India-Indonesia
India-Indonesia
History
Various people from the Indian subcontinent have frequented the Indonesian archipelago since the prehistoric era. In Bali, for example, remains of pottery from the first centuries C.E. have been recovered. In fact, the name Indonesia itself comes from the Latin Indus (“India”) and Greek nêsos (“island”), which literally means the “Indian archipelago”.
From the 4th and 5th centuries onwards, Indian cultural influences became more visible. The Orthodox Version of Tamil Language was used on inscriptions. However, since the 7th century onward, the Indian scripts were used more often to write down indigenous languages which by now already contained many loan words from Prakrit and Tamil.

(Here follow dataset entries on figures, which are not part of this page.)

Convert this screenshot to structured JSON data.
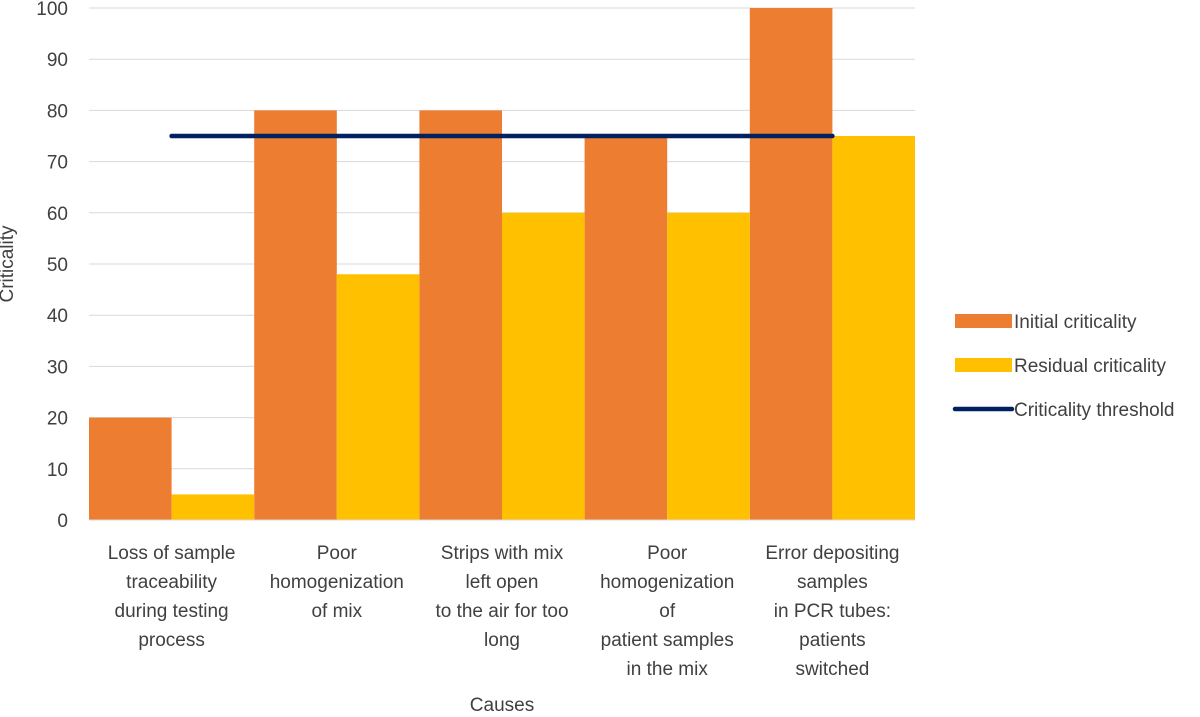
{
  "chart_data": {
    "type": "bar",
    "title": "",
    "xlabel": "Causes",
    "ylabel": "Criticality",
    "ylim": [
      0,
      100
    ],
    "yticks": [
      0,
      10,
      20,
      30,
      40,
      50,
      60,
      70,
      80,
      90,
      100
    ],
    "grid": true,
    "legend_position": "right",
    "categories": [
      [
        "Loss of sample",
        "traceability",
        "during testing",
        "process"
      ],
      [
        "Poor",
        "homogenization",
        "of mix"
      ],
      [
        "Strips with mix",
        "left open",
        "to the air for too",
        "long"
      ],
      [
        "Poor",
        "homogenization",
        "of",
        "patient samples",
        "in the mix"
      ],
      [
        "Error depositing",
        "samples",
        "in PCR tubes:",
        "patients",
        "switched"
      ]
    ],
    "series": [
      {
        "name": "Initial criticality",
        "type": "bar",
        "color": "#ED7D31",
        "values": [
          20,
          80,
          80,
          75,
          100
        ]
      },
      {
        "name": "Residual criticality",
        "type": "bar",
        "color": "#FFC000",
        "values": [
          5,
          48,
          60,
          60,
          75
        ]
      },
      {
        "name": "Criticality threshold",
        "type": "line",
        "color": "#002060",
        "values": [
          75,
          75,
          75,
          75,
          75
        ]
      }
    ]
  }
}
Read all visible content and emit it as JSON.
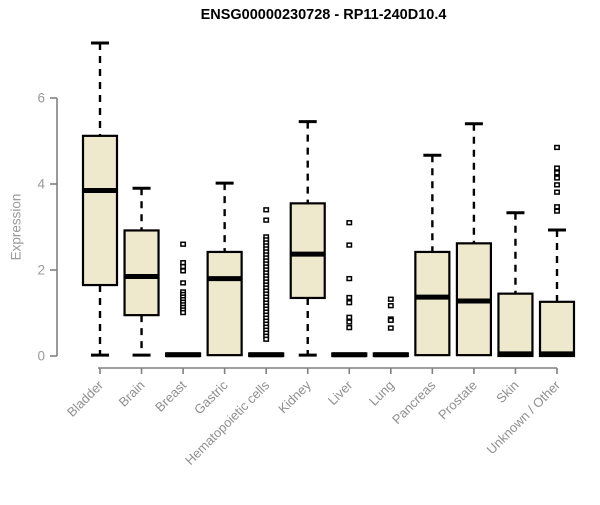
{
  "chart_data": {
    "type": "boxplot",
    "title": "ENSG00000230728 - RP11-240D10.4",
    "ylabel": "Expression",
    "xlabel": "",
    "yticks": [
      0,
      2,
      4,
      6
    ],
    "ylim": [
      0,
      7.4
    ],
    "grid": false,
    "legend": "none",
    "categories": [
      "Bladder",
      "Brain",
      "Breast",
      "Gastric",
      "Hematopoietic cells",
      "Kidney",
      "Liver",
      "Lung",
      "Pancreas",
      "Prostate",
      "Skin",
      "Unknown / Other"
    ],
    "series": [
      {
        "name": "Bladder",
        "low": 0.02,
        "q1": 1.65,
        "median": 3.85,
        "q3": 5.12,
        "high": 7.28,
        "outliers": []
      },
      {
        "name": "Brain",
        "low": 0.02,
        "q1": 0.95,
        "median": 1.85,
        "q3": 2.92,
        "high": 3.9,
        "outliers": []
      },
      {
        "name": "Breast",
        "low": 0,
        "q1": 0,
        "median": 0.03,
        "q3": 0.06,
        "high": 0.06,
        "outliers": [
          2.6,
          2.17,
          2.08,
          1.98,
          1.7,
          1.49,
          1.43,
          1.37,
          1.31,
          1.25,
          1.19,
          1.13,
          1.07,
          1.01
        ]
      },
      {
        "name": "Gastric",
        "low": 0.02,
        "q1": 0.02,
        "median": 1.8,
        "q3": 2.42,
        "high": 4.02,
        "outliers": []
      },
      {
        "name": "Hematopoietic cells",
        "low": 0,
        "q1": 0,
        "median": 0.03,
        "q3": 0.06,
        "high": 0.06,
        "outliers": [
          3.4,
          3.16,
          2.77,
          2.7,
          2.63,
          2.56,
          2.49,
          2.42,
          2.35,
          2.28,
          2.21,
          2.14,
          2.07,
          2.0,
          1.93,
          1.86,
          1.79,
          1.72,
          1.65,
          1.58,
          1.51,
          1.44,
          1.37,
          1.3,
          1.23,
          1.16,
          1.09,
          1.02,
          0.95,
          0.88,
          0.81,
          0.74,
          0.67,
          0.6,
          0.53,
          0.46,
          0.39
        ]
      },
      {
        "name": "Kidney",
        "low": 0.02,
        "q1": 1.35,
        "median": 2.37,
        "q3": 3.55,
        "high": 5.45,
        "outliers": []
      },
      {
        "name": "Liver",
        "low": 0,
        "q1": 0,
        "median": 0.03,
        "q3": 0.06,
        "high": 0.06,
        "outliers": [
          3.1,
          2.58,
          1.8,
          1.36,
          1.24,
          0.9,
          0.79,
          0.66
        ]
      },
      {
        "name": "Lung",
        "low": 0,
        "q1": 0,
        "median": 0.03,
        "q3": 0.06,
        "high": 0.06,
        "outliers": [
          1.32,
          1.17,
          0.86,
          0.83,
          0.65
        ]
      },
      {
        "name": "Pancreas",
        "low": 0.02,
        "q1": 0.02,
        "median": 1.37,
        "q3": 2.42,
        "high": 4.67,
        "outliers": []
      },
      {
        "name": "Prostate",
        "low": 0.02,
        "q1": 0.02,
        "median": 1.28,
        "q3": 2.62,
        "high": 5.4,
        "outliers": []
      },
      {
        "name": "Skin",
        "low": 0,
        "q1": 0,
        "median": 0.05,
        "q3": 1.45,
        "high": 3.33,
        "outliers": []
      },
      {
        "name": "Unknown / Other",
        "low": 0,
        "q1": 0,
        "median": 0.05,
        "q3": 1.26,
        "high": 2.93,
        "outliers": [
          4.85,
          4.37,
          4.26,
          4.14,
          3.98,
          3.81,
          3.47,
          3.37
        ]
      }
    ]
  },
  "style": {
    "box_fill": "#EEE8CD",
    "box_stroke": "#000000",
    "median_color": "#000000",
    "whisker_color": "#000000",
    "outlier_fill": "#ffffff",
    "outlier_stroke": "#000000",
    "axis_color": "#808080",
    "tick_label_color": "#9a9a9a",
    "category_label_color": "#8f8f8f",
    "title_color": "#000000"
  }
}
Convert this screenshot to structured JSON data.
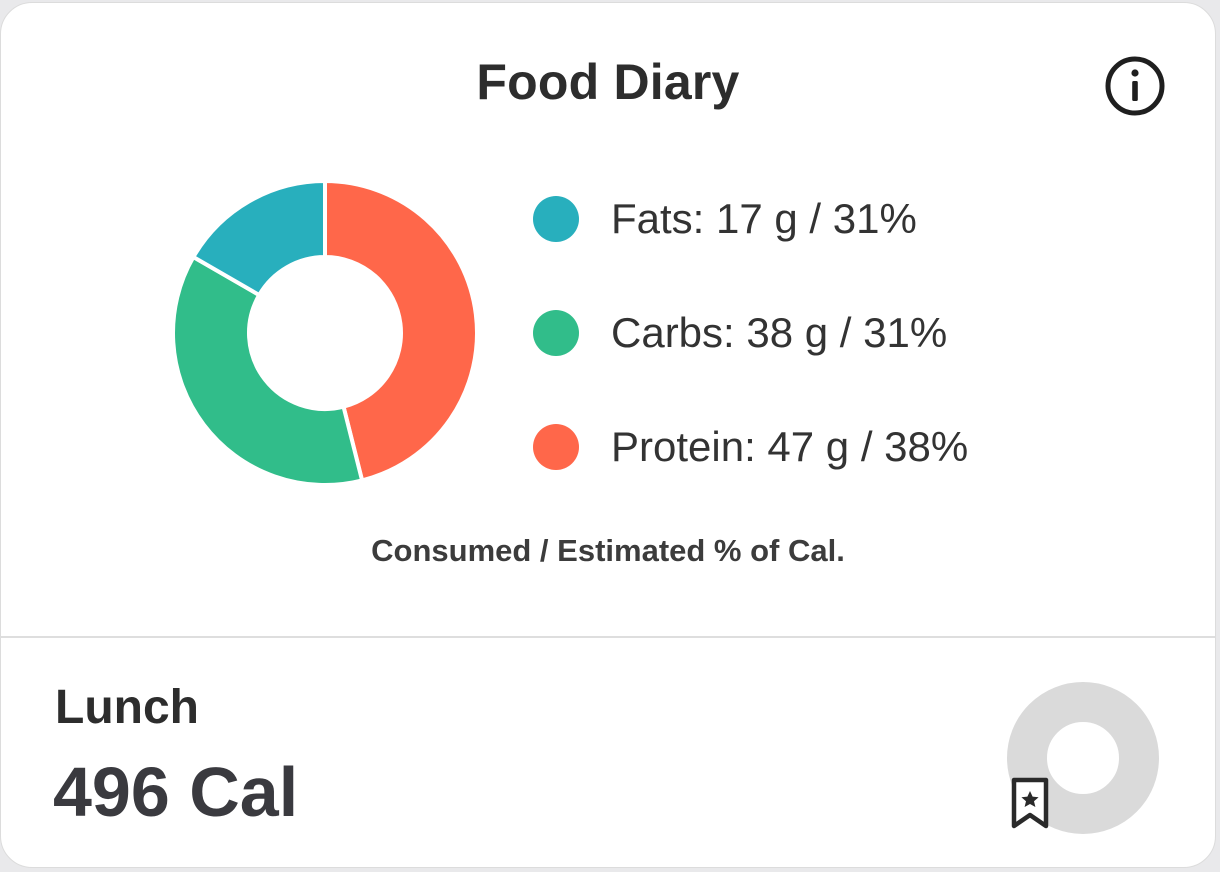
{
  "card": {
    "title": "Food Diary",
    "info_icon": "info-circle-icon",
    "caption": "Consumed / Estimated % of Cal."
  },
  "chart_data": {
    "type": "pie",
    "donut": true,
    "categories": [
      "Fats",
      "Carbs",
      "Protein"
    ],
    "values": [
      17,
      38,
      47
    ],
    "units": "g",
    "percents": [
      31,
      31,
      38
    ],
    "colors": [
      "#28AFBD",
      "#31BD8A",
      "#FF674A"
    ],
    "legend_position": "right",
    "legend": [
      {
        "name": "Fats",
        "label": "Fats: 17 g / 31%",
        "color": "#28AFBD"
      },
      {
        "name": "Carbs",
        "label": "Carbs: 38 g / 31%",
        "color": "#31BD8A"
      },
      {
        "name": "Protein",
        "label": "Protein: 47 g / 38%",
        "color": "#FF674A"
      }
    ]
  },
  "meal": {
    "name": "Lunch",
    "calories": "496 Cal",
    "bookmark_icon": "bookmark-star-icon",
    "ring_color": "#DADADA"
  }
}
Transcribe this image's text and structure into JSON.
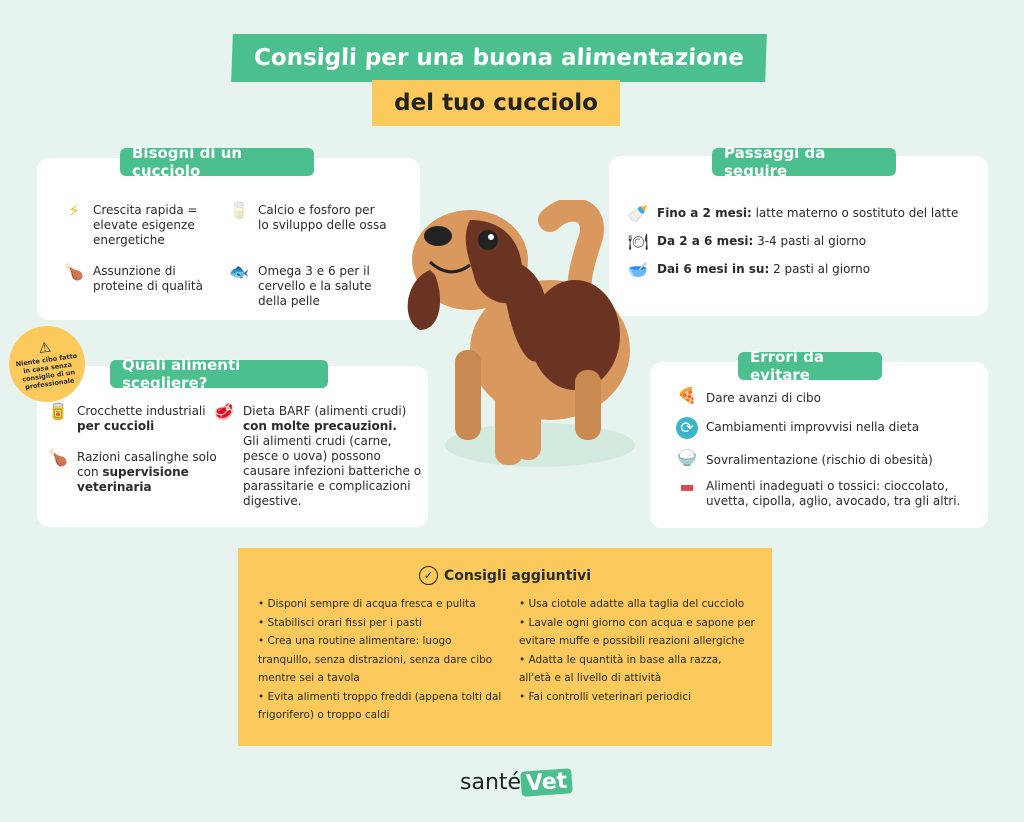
{
  "header": {
    "title_line1": "Consigli per una buona alimentazione",
    "title_line2": "del tuo cucciolo"
  },
  "needs": {
    "title": "Bisogni di un cucciolo",
    "items": [
      {
        "icon": "lightning-icon",
        "text": "Crescita rapida = elevate esigenze energetiche"
      },
      {
        "icon": "milk-glass-icon",
        "text": "Calcio e fosforo per lo sviluppo delle ossa"
      },
      {
        "icon": "chicken-leg-icon",
        "text": "Assunzione di proteine di qualità"
      },
      {
        "icon": "fish-icon",
        "text": "Omega 3 e 6 per il cervello e la salute della pelle"
      }
    ]
  },
  "steps": {
    "title": "Passaggi da seguire",
    "items": [
      {
        "icon": "baby-bottle-icon",
        "bold": "Fino a 2 mesi:",
        "text": " latte materno o sostituto del latte"
      },
      {
        "icon": "plate-icon",
        "bold": "Da 2 a 6 mesi:",
        "text": " 3-4 pasti al giorno"
      },
      {
        "icon": "bowl-icon",
        "bold": "Dai 6 mesi in su:",
        "text": " 2 pasti al giorno"
      }
    ]
  },
  "warning": {
    "icon": "warning-icon",
    "text": "Niente cibo fatto in casa senza consiglio di un professionale"
  },
  "foods": {
    "title": "Quali alimenti scegliere?",
    "kibble": {
      "icon": "can-icon",
      "text": "Crocchette industriali ",
      "bold": "per cuccioli"
    },
    "homemade": {
      "icon": "chicken-leg-icon",
      "text": "Razioni casalinghe solo con ",
      "bold": "supervisione veterinaria"
    },
    "barf": {
      "icon": "meat-icon",
      "text": "Dieta BARF (alimenti crudi) ",
      "bold": "con molte precauzioni.",
      "extra": "Gli alimenti crudi (carne, pesce o uova) possono causare infezioni batteriche o parassitarie e complicazioni digestive."
    }
  },
  "errors": {
    "title": "Errori da evitare",
    "items": [
      {
        "icon": "pizza-icon",
        "text": "Dare avanzi di cibo"
      },
      {
        "icon": "refresh-icon",
        "text": "Cambiamenti improvvisi nella dieta"
      },
      {
        "icon": "food-bowl-icon",
        "text": "Sovralimentazione (rischio di obesità)"
      },
      {
        "icon": "sausage-icon",
        "text": "Alimenti inadeguati o tossici: cioccolato, uvetta, cipolla, aglio, avocado, tra gli altri."
      }
    ]
  },
  "extra": {
    "title": "Consigli aggiuntivi",
    "icon": "check-circle-icon",
    "left": [
      "• Disponi sempre di acqua fresca e pulita",
      "• Stabilisci orari fissi per i pasti",
      "• Crea una routine alimentare: luogo tranquillo, senza distrazioni, senza dare cibo mentre sei a tavola",
      "• Evita alimenti troppo freddi (appena tolti dal frigorifero) o troppo caldi"
    ],
    "right": [
      "• Usa ciotole adatte alla taglia del cucciolo",
      "• Lavale ogni giorno con acqua e sapone per evitare muffe e possibili reazioni allergiche",
      "• Adatta le quantità in base alla razza, all'età e al livello di attività",
      "• Fai controlli veterinari periodici"
    ]
  },
  "logo": {
    "part1": "santé",
    "part2": "Vet"
  },
  "colors": {
    "green": "#4cbf8e",
    "yellow": "#fcca5c",
    "background": "#e6f3ee"
  }
}
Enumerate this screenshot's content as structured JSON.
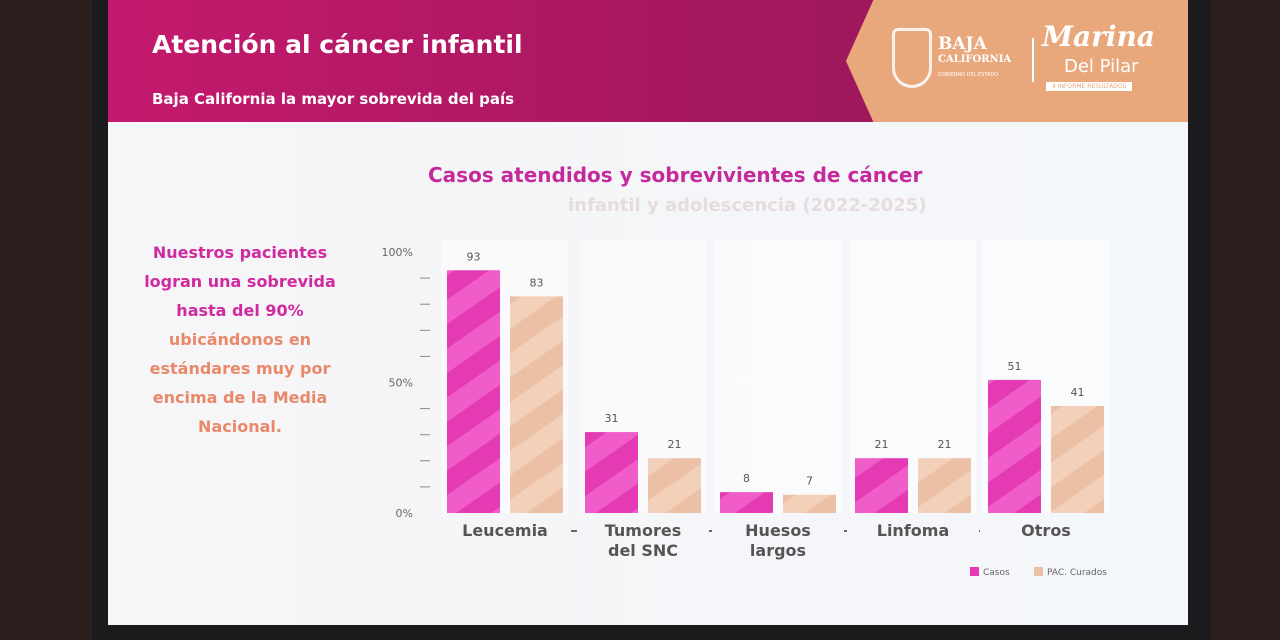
{
  "header": {
    "title": "Atención al cáncer infantil",
    "subtitle": "Baja California la mayor sobrevida del país"
  },
  "logo": {
    "state_line1": "BAJA",
    "state_line2": "CALIFORNIA",
    "state_line3": "GOBIERNO DEL ESTADO",
    "name_line1": "Marina",
    "name_line2": "Del Pilar",
    "name_line3": "4 INFORME RESULTADOS"
  },
  "side_text": {
    "part1": "Nuestros",
    "part2": "pacientes logran una sobrevida hasta del 90%",
    "part3": "ubicándonos en estándares muy por encima de la Media Nacional."
  },
  "colors": {
    "casos": "#e43bb5",
    "curados": "#ebc0a4",
    "header": "#b0185f",
    "badge": "#e9a77c"
  },
  "chart_data": {
    "type": "bar",
    "title": "Casos atendidos y sobrevivientes de cáncer",
    "subtitle": "infantil y adolescencia (2022-2025)",
    "categories": [
      [
        "Leucemia"
      ],
      [
        "Tumores",
        "del SNC"
      ],
      [
        "Huesos",
        "largos"
      ],
      [
        "Linfoma"
      ],
      [
        "Otros"
      ]
    ],
    "series": [
      {
        "name": "Casos",
        "values": [
          93,
          31,
          8,
          21,
          51
        ]
      },
      {
        "name": "PAC. Curados",
        "values": [
          83,
          21,
          7,
          21,
          41
        ]
      }
    ],
    "yticks": [
      "100%",
      "50%",
      "0%"
    ],
    "ylim": [
      0,
      100
    ],
    "legend": "bottom-right"
  }
}
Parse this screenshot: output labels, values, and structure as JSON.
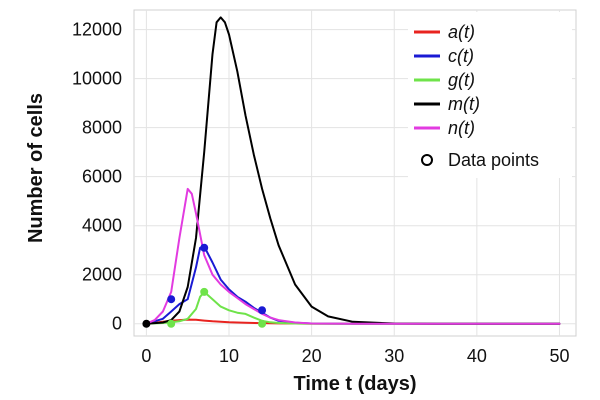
{
  "chart_data": {
    "type": "line",
    "title": "",
    "xlabel": "Time t (days)",
    "ylabel": "Number of cells",
    "xlim": [
      -1.5,
      52
    ],
    "ylim": [
      -500,
      12800
    ],
    "x_ticks": [
      0,
      10,
      20,
      30,
      40,
      50
    ],
    "y_ticks": [
      0,
      2000,
      4000,
      6000,
      8000,
      10000,
      12000
    ],
    "x_tick_labels": [
      "0",
      "10",
      "20",
      "30",
      "40",
      "50"
    ],
    "y_tick_labels": [
      "0",
      "2000",
      "4000",
      "6000",
      "8000",
      "10000",
      "12000"
    ],
    "grid": true,
    "legend_position": "top-right",
    "series": [
      {
        "name": "a(t)",
        "color": "#e8231f",
        "x": [
          0,
          2,
          3,
          4,
          5,
          6,
          7,
          8,
          10,
          12,
          14,
          16,
          18,
          20,
          30,
          40,
          50
        ],
        "y": [
          0,
          80,
          120,
          150,
          170,
          160,
          130,
          100,
          60,
          40,
          25,
          15,
          8,
          4,
          0,
          0,
          0
        ]
      },
      {
        "name": "c(t)",
        "color": "#1a1ad4",
        "x": [
          0,
          2,
          3,
          4,
          5,
          6,
          6.5,
          7,
          8,
          9,
          10,
          11,
          12,
          13,
          14,
          15,
          16,
          18,
          20,
          25,
          30,
          40,
          50
        ],
        "y": [
          0,
          200,
          500,
          800,
          1000,
          2300,
          3100,
          3150,
          2500,
          1800,
          1400,
          1100,
          900,
          650,
          450,
          250,
          120,
          40,
          10,
          0,
          0,
          0,
          0
        ]
      },
      {
        "name": "g(t)",
        "color": "#6fe34a",
        "x": [
          0,
          2,
          3,
          4,
          5,
          6,
          6.5,
          7,
          8,
          9,
          10,
          11,
          12,
          13,
          14,
          15,
          16,
          18,
          20,
          25,
          30,
          40,
          50
        ],
        "y": [
          0,
          30,
          60,
          100,
          200,
          600,
          1100,
          1300,
          1000,
          700,
          550,
          450,
          400,
          250,
          120,
          60,
          30,
          10,
          0,
          0,
          0,
          0,
          0
        ]
      },
      {
        "name": "m(t)",
        "color": "#000000",
        "x": [
          0,
          2,
          3,
          4,
          5,
          6,
          7,
          8,
          8.5,
          9,
          9.5,
          10,
          11,
          12,
          13,
          14,
          15,
          16,
          18,
          20,
          22,
          25,
          30,
          35,
          40,
          50
        ],
        "y": [
          0,
          50,
          150,
          500,
          1500,
          3500,
          7000,
          11000,
          12300,
          12500,
          12300,
          11800,
          10300,
          8500,
          6900,
          5500,
          4300,
          3200,
          1600,
          700,
          300,
          80,
          10,
          0,
          0,
          0
        ]
      },
      {
        "name": "n(t)",
        "color": "#e23be0",
        "x": [
          0,
          1,
          2,
          3,
          4,
          5,
          5.5,
          6,
          7,
          8,
          9,
          10,
          11,
          12,
          13,
          14,
          15,
          16,
          18,
          20,
          25,
          30,
          40,
          50
        ],
        "y": [
          0,
          150,
          500,
          1300,
          3500,
          5500,
          5300,
          4500,
          2800,
          2000,
          1600,
          1300,
          1050,
          800,
          600,
          400,
          250,
          150,
          50,
          10,
          0,
          0,
          0,
          0
        ]
      }
    ],
    "data_points": {
      "name": "Data points",
      "points": [
        {
          "x": 0,
          "y": 0,
          "color": "#000000"
        },
        {
          "x": 3,
          "y": 1000,
          "color": "#1a1ad4"
        },
        {
          "x": 7,
          "y": 3100,
          "color": "#1a1ad4"
        },
        {
          "x": 14,
          "y": 550,
          "color": "#1a1ad4"
        },
        {
          "x": 3,
          "y": 0,
          "color": "#6fe34a"
        },
        {
          "x": 7,
          "y": 1300,
          "color": "#6fe34a"
        },
        {
          "x": 14,
          "y": 0,
          "color": "#6fe34a"
        }
      ]
    }
  }
}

In addition to that, indigenous Indonesians began to embrace Hinduism and Buddhism.
It is believed that various Indian people settled in Indonesia, mixed and assimilated with the local population. In an inscription from Central Java in the 9th century, the names of various Indian people (and Southeast Asian people) are mentioned:
ikang warga kilalan kling ārya singhala pandikiri drawiḍa campa kmir… (Brandes 1913:1021). “the civilians of which one has the use are: people from Kalinga, Aryas, Sinhalese, people from Pandiya, Dravida, Chams, and Khmer…”
Later, with the rise of Islam, this religion was brought to Indonesia by the Indian Muslims from the 11th century onward, first not to replace the existing religious systems, but to complement them.